McEllen marvels at how his boss fosters a happy, engaged work environment—from paying 100 percent of his employees’ health care, to contributing to their student loan repayment programs, to giving each of his 230 workers a four-week paid sabbatical every five years. “Ed is good about recognizing his employees’ successes,” he says, citing, as an example, the company’s recent 10-year anniversary—an all-expenses-paid, three-day celebration in Scottsdale, Arizona.
For Mitzen, “health and wellness” is not just business; it is a way of life. “Lisa and I have all that we need, including a loving family and a circle of good friends. I simply treat people the way I want to be treated,” he says.
The approach is paying off, given Fingerpaint’s 77-percent growth over the past three years. The agency, which has additional offices in Pennsylvania, New Jersey and Arizona, also is a fixture on Inc.’s list of the fastest-growing U.S. companies and Medical, Marketing & Media’s list of the top-100 health care agencies.
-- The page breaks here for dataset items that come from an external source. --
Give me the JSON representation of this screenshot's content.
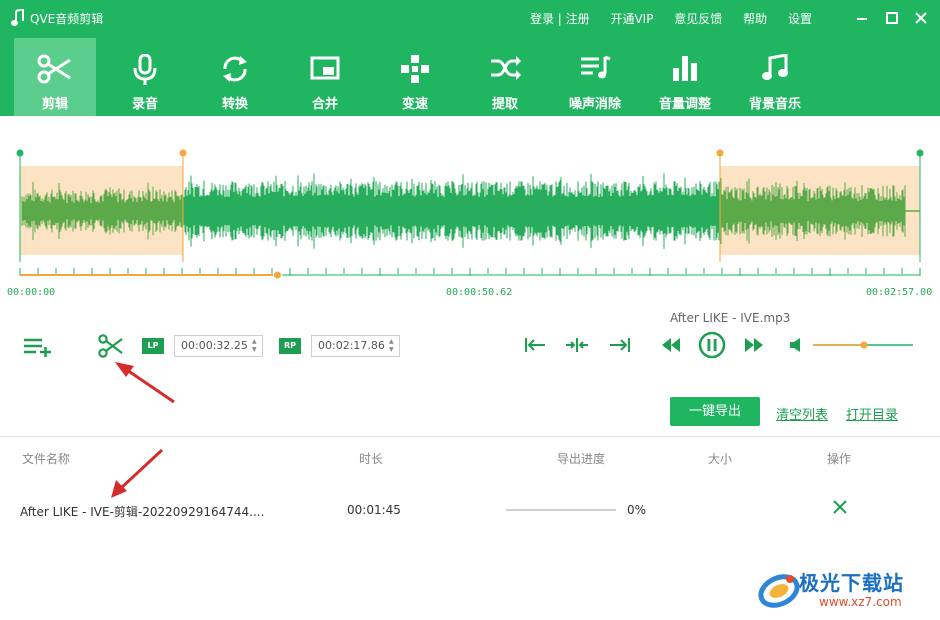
{
  "app": {
    "title": "QVE音频剪辑",
    "top_links": [
      "登录 | 注册",
      "开通VIP",
      "意见反馈",
      "帮助",
      "设置"
    ]
  },
  "toolbar": {
    "items": [
      {
        "label": "剪辑",
        "icon": "scissors-icon",
        "active": true
      },
      {
        "label": "录音",
        "icon": "microphone-icon"
      },
      {
        "label": "转换",
        "icon": "convert-icon"
      },
      {
        "label": "合并",
        "icon": "merge-icon"
      },
      {
        "label": "变速",
        "icon": "speed-icon"
      },
      {
        "label": "提取",
        "icon": "extract-icon"
      },
      {
        "label": "噪声消除",
        "icon": "noise-removal-icon"
      },
      {
        "label": "音量调整",
        "icon": "volume-adjust-icon"
      },
      {
        "label": "背景音乐",
        "icon": "music-note-icon"
      }
    ]
  },
  "timeline": {
    "start": "00:00:00",
    "middle": "00:00:50.62",
    "end": "00:02:57.00",
    "playhead_fraction": 0.286
  },
  "controls": {
    "lp_badge": "LP",
    "rp_badge": "RP",
    "lp_time": "00:00:32.25",
    "rp_time": "00:02:17.86",
    "current_file": "After LIKE - IVE.mp3",
    "volume_fraction": 0.51
  },
  "actions": {
    "export": "一键导出",
    "clear_list": "清空列表",
    "open_dir": "打开目录"
  },
  "table": {
    "headers": [
      "文件名称",
      "时长",
      "导出进度",
      "大小",
      "操作"
    ],
    "rows": [
      {
        "name": "After LIKE - IVE-剪辑-20220929164744....",
        "duration": "00:01:45",
        "progress_text": "0%",
        "progress": 0,
        "size": "",
        "action_icon": "delete-x-icon"
      }
    ]
  },
  "watermark": {
    "title": "极光下载站",
    "url": "www.xz7.com"
  },
  "colors": {
    "primary": "#1fb561",
    "active_tab": "#5bcd8c",
    "selection": "#fbe3c4",
    "marker": "#f4a73a",
    "annotation_arrow": "#d62b2b"
  }
}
Mitzen is aware, however, of some of the misconceptions about the health care industry. “I don’t apologize for what I do because it helps save lives,” he says.
On any given day, Fingerpaint might be pitching a story about a medical device that treats traumatic brain injuries; doing media buys for various cancer treatment and chemotherapy patient products; or branding innovative solutions for patients with central nervous system diseases, such as schizophrenia, major depressive disorder or multiple sclerosis.
Mitzen’s involvement with science and medicine also has inspired him to reconnect with his alma mater. In addition to joining the A&S Dean’s Advisory Board, he recently hosted a Syracuse fundraiser with M. Lisa Manning, associate professor of physics in A&S, and Shikha Nangia, assistant professor of biomedical and chemical engineering in the College of Engineering and Computer Science. “They were great because a lot of what they do has huge implications for biomedicine,” he recalls.
Just as Syracuse took a chance on him, Mitzen hopes to mold the next generation of thinkers, scientists and leaders. In addition to several Syracuse graduates, he recently has hired Kevin Mann, a longtime adjunct professor in the Newhouse School.
“My company is looking for people who are personable. Do you get along with others? Are you energetic? Do you look me in the eye when I shake your hand?” Mitzen asks. “I want to know what kind of person you are—and who you want to become.”